Tinkering has not “got social care done” as Ministers ignore staffing crisis – Mike Padgham
IT gets harder and harder each year to think of a positive and uplifting end of year message to give to colleagues, fellow care providers and the public.
Looking back on 2021, what can I say? It was a nightmare! And looking forward to 2022? I’m sorry and I hope I’m wrong, but we might be in for more of the same.
As we head into 2022, the impact of the new Omicron Covid-19 variant is being felt more and more each day as it robs care providers of the staff they need to keep providing proper care.
More and more people have to self-isolate and the strain on shifts in nursing and care homes and in homecare agencies is becoming intolerable. There is little help coming from the Government.
Those carers are already battered and bruised after an exhausting year. They, and the doctors, nurses, GPs and emergency services who continue to bear the brunt of the pandemic, deserve our gratitude. The echo of Thursday evening clapping seems a distant memory, but their hard work, commitment and sacrifice are not diminished.
In the last year care settings lost residents and family members to Covid-19, and we lost care providers who just couldn’t go on against the hardships of Covid-19, the staffing crisis and the financial difficulties care is facing.
We will defeat the pandemic and rebuild social care only if we all work together. So, if I do have a message for 2022, it is that the Government must listen and work with us so that we can survive the pandemic and together rebuild a sector that is truly fit for purpose.
A sector where those going without the care they need start to get it and the amazing but undervalued staff delivering care get the recognition, pay and conditions they deserve.
But I don’t think the Government is listening. I wrote to Health Secretary Sajid Javid in August warning about the ongoing staff shortages. I have just had a reply – four months later – basically thanking me for my letter and setting out what the Government is doing for social care. No answer to the staff shortages.
In fairness, 2021 has seen some progress, a little extra funding and a cap on care costs that might help a few. But it is just tinkering at the edges and not the root and branch overhaul that the social care sector has been calling for during the past 30 years.
Nobody has been listening. And so 1.5 million people go without the care they need, providers close or struggle to survive and overwhelmed staff are pushed to their limit or leave the profession.
We recently had the absurd situation of people being discharged from hospital into hotels because there were no care packages available to look after them in their own homes. Ironically, they were then cared for by overseas workers in those hotels.
If you remember, the Government said that care providers could not recruit overseas staff following Brexit, which is contributing to the current acute shortage of care.
It has now belatedly relented on this after the Migration Advisory Committee recommended that social care providers should be able to recruit from overseas to alleviate chronic understaffing.
A good move, but one that is dreadfully late, too late to help the appalling staff shortages we had warned about due to the impact of Omicron.
They just didn’t listen. The Government’s own Market Sustainability and Fair Cost of Care Fund reported – surprise, surprise – that care providers were not being paid enough.
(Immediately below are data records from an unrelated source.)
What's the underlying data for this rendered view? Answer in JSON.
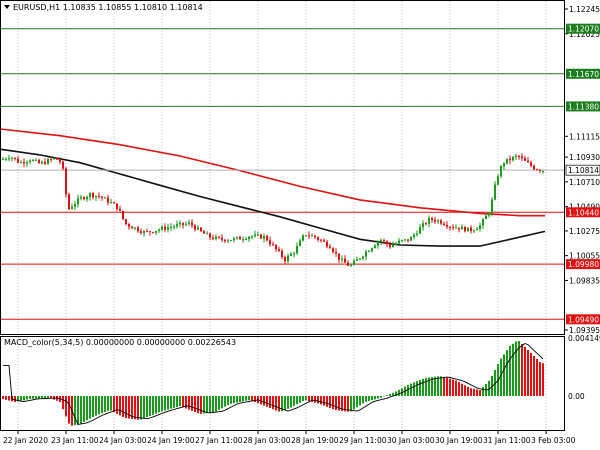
{
  "header": {
    "symbol_line": "EURUSD,H1  1.10835 1.10855 1.10810 1.10814"
  },
  "indicator": {
    "label": "MACD_color(5,34,5) 0.00000000 0.00000000 0.00226543",
    "scale_top": "0.0041497",
    "scale_zero": "0.00"
  },
  "price_axis": {
    "ticks": [
      "1.12245",
      "1.12025",
      "1.11115",
      "1.10930",
      "1.10710",
      "1.10490",
      "1.10275",
      "1.10055",
      "1.09835",
      "1.09395"
    ],
    "tick_values": [
      1.12245,
      1.12025,
      1.11115,
      1.1093,
      1.1071,
      1.1049,
      1.10275,
      1.10055,
      1.09835,
      1.09395
    ],
    "current_price": "1.10814"
  },
  "levels": [
    {
      "label": "1.12070",
      "value": 1.1207,
      "color": "#1e7d1e"
    },
    {
      "label": "1.11670",
      "value": 1.1167,
      "color": "#1e7d1e"
    },
    {
      "label": "1.11380",
      "value": 1.1138,
      "color": "#1e7d1e"
    },
    {
      "label": "1.10440",
      "value": 1.1044,
      "color": "#e01010"
    },
    {
      "label": "1.09980",
      "value": 1.0998,
      "color": "#e01010"
    },
    {
      "label": "1.09490",
      "value": 1.0949,
      "color": "#e01010"
    }
  ],
  "time_axis": [
    "22 Jan 2020",
    "23 Jan 11:00",
    "24 Jan 03:00",
    "24 Jan 19:00",
    "27 Jan 11:00",
    "28 Jan 03:00",
    "28 Jan 19:00",
    "29 Jan 11:00",
    "30 Jan 03:00",
    "30 Jan 19:00",
    "31 Jan 11:00",
    "3 Feb 03:00"
  ],
  "colors": {
    "bull": "#1a9a1a",
    "bear": "#e01010",
    "ma_slow": "#e01010",
    "ma_fast": "#111111",
    "grid": "#c8c8c8"
  }
}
It said “a significant number of local authorities are paying residential and domiciliary care providers less than it costs to deliver the care received. This is undermining their markets, creating unfairness, affecting sustainability and, at times, leading to poorer quality outcomes.”
This is something we have said for 30 years! But nobody has listened. I wonder if the Government will listen and start to address the huge shortfall in funding – at least £8bn cut since 2010. Experts say an extra £10bn a year is needed.
There are worrying signs that, with the aforementioned tinkering, the Government thinks it has “got social care done”, which of course, it hasn’t.
We must hope for better. The vulnerable people we care for and the amazing people delivering that care deserve that hope as we step tentatively forward into the unknown of another challenging year.
Mike Padgham, from Scarborough, is chair of the Independent Care Group.